Sinnet underlined that the MCAS software was put through hundreds of hours of analysis, laboratory testing, verification in a simulator, and it tested for in-flight certification test with Federal Aviation Administration (FAA) representatives in two flights.
"Flight control system will now compare inputs from both AOA sensors. If the sensors disagree by 5.5 degrees or more with the flaps retracted, MCAS will not activate. An indicator on the flight deck display will alert the pilots," he said.
He highlighted: "If MCAS is activated in non-normal conditions, it will only provide one input for each elevated AOA event. There are no known or envisioned failure conditions where MCAS will provide multiple inputs."
"MCAS can never command more stabilizer input than can be counteracted by the flight crew pulling back on the column. The pilots will continue to always have the ability to override MCAS and manually control the airplane," Sinnet added.
He stressed that the update eases the cabin crew's workload in non-normal flight situations.
Boeing will also add this update to the 21-day pilot training program for 737 type aircraft, he noted.
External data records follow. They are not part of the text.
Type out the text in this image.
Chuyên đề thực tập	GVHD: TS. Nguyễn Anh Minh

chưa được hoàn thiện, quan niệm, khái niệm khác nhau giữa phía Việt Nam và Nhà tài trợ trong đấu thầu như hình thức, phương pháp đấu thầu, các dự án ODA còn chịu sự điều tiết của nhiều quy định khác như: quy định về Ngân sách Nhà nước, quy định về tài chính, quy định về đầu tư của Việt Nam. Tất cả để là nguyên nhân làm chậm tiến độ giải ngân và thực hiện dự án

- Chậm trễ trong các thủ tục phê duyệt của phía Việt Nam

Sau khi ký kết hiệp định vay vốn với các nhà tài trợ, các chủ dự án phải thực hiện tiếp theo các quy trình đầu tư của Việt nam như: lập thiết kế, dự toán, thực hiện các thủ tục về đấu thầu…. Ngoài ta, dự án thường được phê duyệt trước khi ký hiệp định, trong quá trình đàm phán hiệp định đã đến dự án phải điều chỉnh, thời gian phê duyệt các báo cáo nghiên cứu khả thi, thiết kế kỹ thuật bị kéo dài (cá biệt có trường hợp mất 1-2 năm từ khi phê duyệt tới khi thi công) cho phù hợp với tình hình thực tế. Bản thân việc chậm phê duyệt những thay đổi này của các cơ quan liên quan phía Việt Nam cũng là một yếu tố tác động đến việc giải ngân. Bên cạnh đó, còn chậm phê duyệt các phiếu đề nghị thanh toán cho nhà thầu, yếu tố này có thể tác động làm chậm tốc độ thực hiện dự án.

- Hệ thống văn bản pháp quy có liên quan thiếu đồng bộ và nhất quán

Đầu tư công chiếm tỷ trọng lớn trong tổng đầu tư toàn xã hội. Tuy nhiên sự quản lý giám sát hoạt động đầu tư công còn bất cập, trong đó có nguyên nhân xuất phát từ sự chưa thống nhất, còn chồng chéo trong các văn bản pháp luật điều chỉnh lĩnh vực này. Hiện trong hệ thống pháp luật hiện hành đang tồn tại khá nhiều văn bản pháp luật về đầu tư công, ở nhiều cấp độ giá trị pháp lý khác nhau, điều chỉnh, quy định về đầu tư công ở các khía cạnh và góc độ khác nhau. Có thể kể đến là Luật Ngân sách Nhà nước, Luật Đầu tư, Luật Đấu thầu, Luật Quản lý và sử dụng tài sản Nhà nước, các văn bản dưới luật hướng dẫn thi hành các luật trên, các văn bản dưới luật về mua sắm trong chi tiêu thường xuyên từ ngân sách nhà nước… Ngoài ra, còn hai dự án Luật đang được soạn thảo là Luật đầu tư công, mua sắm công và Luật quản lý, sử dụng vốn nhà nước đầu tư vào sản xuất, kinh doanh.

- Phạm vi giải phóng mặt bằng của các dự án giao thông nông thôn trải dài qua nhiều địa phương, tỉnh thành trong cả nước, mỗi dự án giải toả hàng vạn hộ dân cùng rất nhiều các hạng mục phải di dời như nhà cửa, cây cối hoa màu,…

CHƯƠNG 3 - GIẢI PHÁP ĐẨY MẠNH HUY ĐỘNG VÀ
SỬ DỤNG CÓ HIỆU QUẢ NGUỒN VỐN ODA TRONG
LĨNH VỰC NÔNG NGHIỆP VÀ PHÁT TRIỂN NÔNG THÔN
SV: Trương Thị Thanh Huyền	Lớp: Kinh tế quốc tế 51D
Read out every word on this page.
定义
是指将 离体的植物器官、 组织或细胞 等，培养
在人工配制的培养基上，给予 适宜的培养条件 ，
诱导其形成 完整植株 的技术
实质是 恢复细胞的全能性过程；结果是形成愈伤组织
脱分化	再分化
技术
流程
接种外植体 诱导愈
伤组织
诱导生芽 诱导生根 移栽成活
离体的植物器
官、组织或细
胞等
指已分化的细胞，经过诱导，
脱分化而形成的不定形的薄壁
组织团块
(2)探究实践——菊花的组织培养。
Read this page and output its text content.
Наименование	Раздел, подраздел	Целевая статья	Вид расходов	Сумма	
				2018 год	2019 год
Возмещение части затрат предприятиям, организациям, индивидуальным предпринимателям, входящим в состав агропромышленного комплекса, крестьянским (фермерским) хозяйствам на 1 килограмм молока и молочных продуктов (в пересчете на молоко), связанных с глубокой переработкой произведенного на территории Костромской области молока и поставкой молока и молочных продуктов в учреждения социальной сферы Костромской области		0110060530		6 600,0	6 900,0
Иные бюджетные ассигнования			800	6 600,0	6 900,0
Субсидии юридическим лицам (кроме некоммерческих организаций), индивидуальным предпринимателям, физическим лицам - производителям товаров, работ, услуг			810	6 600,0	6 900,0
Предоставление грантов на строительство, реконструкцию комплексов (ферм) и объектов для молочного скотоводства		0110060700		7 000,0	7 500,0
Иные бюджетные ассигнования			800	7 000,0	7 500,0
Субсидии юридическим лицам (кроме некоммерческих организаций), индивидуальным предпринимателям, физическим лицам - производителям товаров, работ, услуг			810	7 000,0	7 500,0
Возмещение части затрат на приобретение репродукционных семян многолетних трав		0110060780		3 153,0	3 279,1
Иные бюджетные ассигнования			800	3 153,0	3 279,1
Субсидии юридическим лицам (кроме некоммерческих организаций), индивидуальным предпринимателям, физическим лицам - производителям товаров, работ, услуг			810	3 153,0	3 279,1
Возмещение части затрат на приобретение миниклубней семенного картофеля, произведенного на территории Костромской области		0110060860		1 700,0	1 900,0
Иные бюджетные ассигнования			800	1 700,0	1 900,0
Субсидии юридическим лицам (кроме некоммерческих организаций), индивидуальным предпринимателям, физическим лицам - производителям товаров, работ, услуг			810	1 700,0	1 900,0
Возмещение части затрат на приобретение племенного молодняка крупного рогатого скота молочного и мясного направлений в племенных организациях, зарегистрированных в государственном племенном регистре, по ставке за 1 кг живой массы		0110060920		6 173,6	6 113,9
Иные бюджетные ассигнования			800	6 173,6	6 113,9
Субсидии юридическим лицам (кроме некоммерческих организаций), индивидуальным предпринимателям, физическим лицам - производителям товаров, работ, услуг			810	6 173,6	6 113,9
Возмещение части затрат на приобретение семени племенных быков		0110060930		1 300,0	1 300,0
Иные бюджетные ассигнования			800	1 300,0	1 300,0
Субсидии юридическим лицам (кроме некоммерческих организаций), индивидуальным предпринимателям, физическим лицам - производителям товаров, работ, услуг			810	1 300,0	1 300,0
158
He added, after approval, the update will be accessible for all 737 MAX pilots.
On March 10, an Ethiopian Airlines Flight ET-302 crashed six minutes after takeoff from Addis Ababa Bole International Airport, killing 157 people on board.
The plane model was also involved in an October crash outside of Jakarta, Indonesia. All 189 people on board Lion Air flight JT610 were killed.